FAST, NOT FURIOUS
By the time I got through security at the airport earlier this week, my flight was already boarding. I walked quickly down the corridor, as fast as I could without actually breaking into a trot. Meanwhile, a tall man to my right ambled along leisurely. I couldn’t help but notice as I hurried along that despite my quick (for me!) pace, I could hardly keep up with him!
When I coach clients on interview or presentation skills, “pace” often comes up. In practicing for an upcoming interview, I’ll ask the client a typical interview question. This usually triggers a torrent of words, all tumbling on top of each other like water over Niagara Falls. Clients practicing for presentations often do the same thing.
The trouble isn’t with the rate of speech, but the frantic, frenzied underlying tone. If you’ve ever heard an auctioneer, you know that it’s possible to fit an enormous number of words into a short space of time without the sense of stress. Sometimes you need to speak quickly. In fact, when you’re in front of a group, speaking too slowly throughout the presentation will cause energy levels to drop and your audience will lose interest.
In addition to speech, the same is true for your movements. Walking is one example, as I mentioned. But other movements, such as gestures, or even how you nod your head, can convey impatience or anxiety when done hurriedly, or confidence and power when they are fluid and free. Consider an Olympic sprinter or martial artist—they move so swiftly your eyes can hardly register the motions, yet there’s nothing clunky or harried about those beautiful, graceful motions.
It’s not that you need to slow down, necessarily, it’s that to convey confidence, power, and skill, your words and movements need more poise. So, how do you do that? Here are four things that will help:
Claim the Time
If you’re going to take someone’s time or attention, own it. If you need to be quick because there is limited time, fine. That is very different, though, from trying to shove your words into a short space because you don’t think you are worth paying attention to. Claim the time and space you need. This simple mental shift will add weight to your words and actions even when you need to be brief.

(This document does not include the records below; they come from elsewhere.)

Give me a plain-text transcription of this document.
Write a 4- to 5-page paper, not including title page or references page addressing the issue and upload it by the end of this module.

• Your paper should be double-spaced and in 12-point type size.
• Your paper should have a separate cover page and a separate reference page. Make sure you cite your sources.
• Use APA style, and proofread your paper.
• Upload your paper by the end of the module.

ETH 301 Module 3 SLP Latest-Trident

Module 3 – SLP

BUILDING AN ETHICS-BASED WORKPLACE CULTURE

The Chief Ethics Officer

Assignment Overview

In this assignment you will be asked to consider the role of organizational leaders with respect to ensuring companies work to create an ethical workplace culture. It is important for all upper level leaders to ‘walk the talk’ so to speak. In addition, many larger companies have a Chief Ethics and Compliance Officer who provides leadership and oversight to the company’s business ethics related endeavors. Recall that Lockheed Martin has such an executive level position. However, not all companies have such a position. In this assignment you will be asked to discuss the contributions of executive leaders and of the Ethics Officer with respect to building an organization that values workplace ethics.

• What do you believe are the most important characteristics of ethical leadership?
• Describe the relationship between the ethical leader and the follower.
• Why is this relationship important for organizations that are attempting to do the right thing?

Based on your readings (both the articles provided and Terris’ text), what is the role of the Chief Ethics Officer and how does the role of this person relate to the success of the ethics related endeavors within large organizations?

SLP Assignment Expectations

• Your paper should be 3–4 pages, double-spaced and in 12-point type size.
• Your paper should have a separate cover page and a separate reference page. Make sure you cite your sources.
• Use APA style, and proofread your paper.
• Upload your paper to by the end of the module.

Auctioneers and sprinters don’t hold their breath. They breathe quickly, but deeply. This is “performance” breathing. Breathing quickly and shallowly is stressed, survival-mode breathing. That affects your tone of voice and ability to move fluidly. If you need to move, speak, or breathe quickly, do so, yet be sure to get a full breath of air so you can think clearly, speak credibly, and move purposefully.
Lengthen Your “Stride”
The man at the airport walked more leisurely than I did simply because he had longer legs. While I can’t make myself taller (well, unless you count wearing 4-inch heels), I can make the most of my stride. One of the main ways runners do this is by maximizing their range of motion—lifting their knees high in front and feet up in the back.
What does this mean for communication? Routinely stretch yourself to expand your reach. Flexibility makes runners both fast and graceful. Make stretching beyond your comfort zone a habit, and when intense situations arise, you’ll have the “range of motion” you need to be successful.
Remember the Goal
What is the point of talking? To communicate with another human being. (Or maybe Alexa?) Remember the other. It’s not all about you. This applies to your verbal (words) and nonverbal (tone and body movement) communication. If you’re tripping over your words and can’t complete a sentence, communication isn’t happening. If you’re fidgeting so much it distracts your listener from your words, communication isn’t happening.
Focus on the listener. If your aim is to give and to share, whether in an interview or presentation or one-on-one conversation, that takes the pressure off you and magically increases the impact of your words—it takes less time to say more.
If you want to convey confidence, power, and skill, be quick and graceful. You don’t necessarily have to alter your speed… but you may need to change your pace.